Donations by recipient charity: Here, too, my estimates were off, but not systematically so. Three of the four top charities (Against Malaria Foundation, Schistosomiasis Control Initiative, and Deworm the World Initiative) fell in my 50% intervals for those charities (with AMF, at almost 15 million, being at the higher end of its range but still within it). The one outlier was GiveDirectly. My 50% estimate for GiveDirectly was between 1 and 4 million dollars, but actual money moved appears to have been over 13 million dollars. This is interesting in that it was unexpected not only to me but also (probably) to many other GiveWell watchers. It was also contrary to the message that GiveWell was focused on spreading, namely, that donating to AMF should be the top priority.

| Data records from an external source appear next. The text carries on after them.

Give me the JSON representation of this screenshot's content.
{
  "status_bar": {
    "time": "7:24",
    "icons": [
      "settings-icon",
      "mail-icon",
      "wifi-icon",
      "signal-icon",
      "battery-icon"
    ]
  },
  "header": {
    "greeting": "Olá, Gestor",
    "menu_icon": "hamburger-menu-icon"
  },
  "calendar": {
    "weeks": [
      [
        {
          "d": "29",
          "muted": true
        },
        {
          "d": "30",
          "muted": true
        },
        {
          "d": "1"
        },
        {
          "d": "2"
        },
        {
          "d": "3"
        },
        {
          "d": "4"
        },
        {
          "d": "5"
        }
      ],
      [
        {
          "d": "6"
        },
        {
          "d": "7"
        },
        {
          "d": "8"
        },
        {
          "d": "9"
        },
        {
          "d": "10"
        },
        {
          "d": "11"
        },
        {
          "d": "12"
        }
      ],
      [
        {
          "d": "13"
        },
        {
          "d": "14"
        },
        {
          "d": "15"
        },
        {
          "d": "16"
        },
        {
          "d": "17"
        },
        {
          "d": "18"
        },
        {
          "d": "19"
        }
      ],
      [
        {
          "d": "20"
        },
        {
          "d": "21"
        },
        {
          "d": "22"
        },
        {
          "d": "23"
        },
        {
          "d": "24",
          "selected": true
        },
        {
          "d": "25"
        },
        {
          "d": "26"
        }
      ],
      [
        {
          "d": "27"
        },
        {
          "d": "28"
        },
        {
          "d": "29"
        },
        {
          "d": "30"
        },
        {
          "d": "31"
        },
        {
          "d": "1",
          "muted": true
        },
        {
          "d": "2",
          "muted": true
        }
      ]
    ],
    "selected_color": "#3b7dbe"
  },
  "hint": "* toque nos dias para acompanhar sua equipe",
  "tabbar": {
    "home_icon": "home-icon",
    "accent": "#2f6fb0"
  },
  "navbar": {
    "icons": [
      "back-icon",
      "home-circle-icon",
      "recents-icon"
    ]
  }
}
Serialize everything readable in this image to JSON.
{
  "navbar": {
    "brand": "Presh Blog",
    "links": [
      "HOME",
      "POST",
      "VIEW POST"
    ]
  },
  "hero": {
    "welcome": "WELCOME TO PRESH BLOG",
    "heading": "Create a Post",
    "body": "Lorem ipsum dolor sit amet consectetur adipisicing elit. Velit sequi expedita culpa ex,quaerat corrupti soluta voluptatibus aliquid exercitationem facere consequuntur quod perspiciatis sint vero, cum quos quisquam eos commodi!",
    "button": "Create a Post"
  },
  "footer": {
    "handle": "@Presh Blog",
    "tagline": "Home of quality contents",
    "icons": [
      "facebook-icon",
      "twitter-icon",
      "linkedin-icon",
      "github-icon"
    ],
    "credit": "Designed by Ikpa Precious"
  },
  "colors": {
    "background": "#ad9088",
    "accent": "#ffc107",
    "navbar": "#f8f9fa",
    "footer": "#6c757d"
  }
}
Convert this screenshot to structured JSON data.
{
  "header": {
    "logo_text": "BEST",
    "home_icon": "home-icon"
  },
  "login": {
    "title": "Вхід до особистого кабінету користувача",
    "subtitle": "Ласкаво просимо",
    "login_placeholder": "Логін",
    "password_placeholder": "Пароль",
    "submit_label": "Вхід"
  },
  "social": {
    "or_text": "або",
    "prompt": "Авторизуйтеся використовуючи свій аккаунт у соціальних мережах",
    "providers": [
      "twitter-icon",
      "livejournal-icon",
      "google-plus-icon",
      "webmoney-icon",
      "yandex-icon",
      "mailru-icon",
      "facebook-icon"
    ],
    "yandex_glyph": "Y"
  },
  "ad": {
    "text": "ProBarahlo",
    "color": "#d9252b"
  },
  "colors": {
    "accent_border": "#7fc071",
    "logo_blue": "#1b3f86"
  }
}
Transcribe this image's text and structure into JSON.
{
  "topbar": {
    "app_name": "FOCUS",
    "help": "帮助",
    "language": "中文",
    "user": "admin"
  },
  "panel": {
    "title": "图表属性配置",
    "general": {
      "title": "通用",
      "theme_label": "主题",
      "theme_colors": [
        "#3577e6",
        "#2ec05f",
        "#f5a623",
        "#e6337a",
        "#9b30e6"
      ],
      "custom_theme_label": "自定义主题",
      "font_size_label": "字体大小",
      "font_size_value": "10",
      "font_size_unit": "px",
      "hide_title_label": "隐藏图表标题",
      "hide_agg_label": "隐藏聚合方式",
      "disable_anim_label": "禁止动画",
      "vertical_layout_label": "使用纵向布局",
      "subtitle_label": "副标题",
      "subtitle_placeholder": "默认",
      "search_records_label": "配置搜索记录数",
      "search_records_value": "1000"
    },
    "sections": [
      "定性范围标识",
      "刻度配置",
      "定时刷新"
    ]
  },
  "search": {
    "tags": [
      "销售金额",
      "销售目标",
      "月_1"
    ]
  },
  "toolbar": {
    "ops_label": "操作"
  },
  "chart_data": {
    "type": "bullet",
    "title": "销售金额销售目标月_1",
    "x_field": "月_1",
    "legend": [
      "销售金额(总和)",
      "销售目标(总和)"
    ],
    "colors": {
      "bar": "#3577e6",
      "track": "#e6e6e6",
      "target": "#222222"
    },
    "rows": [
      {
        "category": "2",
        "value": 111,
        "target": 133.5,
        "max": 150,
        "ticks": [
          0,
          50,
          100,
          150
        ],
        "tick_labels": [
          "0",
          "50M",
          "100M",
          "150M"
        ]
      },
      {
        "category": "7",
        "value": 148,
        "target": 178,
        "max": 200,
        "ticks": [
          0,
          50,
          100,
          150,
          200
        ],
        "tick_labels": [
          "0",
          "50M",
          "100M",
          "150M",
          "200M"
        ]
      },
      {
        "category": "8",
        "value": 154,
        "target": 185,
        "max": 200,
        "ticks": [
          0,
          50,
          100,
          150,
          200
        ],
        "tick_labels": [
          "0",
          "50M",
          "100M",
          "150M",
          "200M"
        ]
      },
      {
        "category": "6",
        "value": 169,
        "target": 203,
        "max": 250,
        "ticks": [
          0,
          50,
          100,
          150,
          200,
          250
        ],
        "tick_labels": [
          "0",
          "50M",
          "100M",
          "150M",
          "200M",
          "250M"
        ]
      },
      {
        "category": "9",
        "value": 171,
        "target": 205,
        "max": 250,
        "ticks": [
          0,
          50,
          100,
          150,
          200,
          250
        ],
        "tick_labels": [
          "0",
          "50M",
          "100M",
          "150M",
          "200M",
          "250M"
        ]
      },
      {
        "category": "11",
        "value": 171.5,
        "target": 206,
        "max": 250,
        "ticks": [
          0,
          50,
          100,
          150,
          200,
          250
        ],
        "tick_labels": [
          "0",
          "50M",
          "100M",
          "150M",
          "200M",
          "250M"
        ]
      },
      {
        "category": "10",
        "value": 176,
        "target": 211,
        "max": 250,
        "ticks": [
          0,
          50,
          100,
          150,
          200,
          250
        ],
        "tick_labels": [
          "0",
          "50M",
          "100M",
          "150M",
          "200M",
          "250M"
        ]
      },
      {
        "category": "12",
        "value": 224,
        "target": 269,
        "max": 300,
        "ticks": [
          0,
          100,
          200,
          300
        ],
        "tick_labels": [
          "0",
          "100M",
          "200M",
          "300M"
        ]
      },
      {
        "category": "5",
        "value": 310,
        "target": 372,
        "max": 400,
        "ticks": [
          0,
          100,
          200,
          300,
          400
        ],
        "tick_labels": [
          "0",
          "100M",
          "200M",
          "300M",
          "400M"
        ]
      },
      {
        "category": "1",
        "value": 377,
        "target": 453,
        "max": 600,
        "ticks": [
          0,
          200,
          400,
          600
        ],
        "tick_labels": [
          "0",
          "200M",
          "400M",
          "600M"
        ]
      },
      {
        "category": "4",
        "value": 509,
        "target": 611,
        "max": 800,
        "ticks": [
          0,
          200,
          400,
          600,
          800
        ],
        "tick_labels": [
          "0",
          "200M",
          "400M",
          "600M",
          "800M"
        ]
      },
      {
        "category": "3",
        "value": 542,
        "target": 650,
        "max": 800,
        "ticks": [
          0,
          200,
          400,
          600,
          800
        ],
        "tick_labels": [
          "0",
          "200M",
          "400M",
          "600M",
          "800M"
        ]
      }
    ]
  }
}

UPDATE 4: Natalie Stone-Crispin of GiveWell has just published a blog post on the GiveWell blog providing insight into GiveWell’s research plans for 2016. Some of these updates are related to predictions I made, and make me more confident that my thinking was in the right direction. In my Facebook post that had been the original impetus for this Effective Altruists group post, I had said that GiveWell’s top charities are unlikely to change in 2016, and Natalie’s just-published post strengthens my view that the top charity list is likely to stay the same (with possible temporary removal of some top charities because of exhaustion of room for more funding or concerns about scaling challenges). GiveWell is also looking into switching focus from identifying top charities to outreach, something that I had not made a prediction on in either direction.
UPDATE 5: On Friday, May 13, 2016, GiveWell finally released the final report on money moved in 2015. I have published a new post going over my forecasts, how they compared with reality, and implications.
Disclosure: I am not financially affiliated with GiveWell, but have some past and ongoing association with them. You can get a detailed account of my past interaction and affiliation with GiveWell here.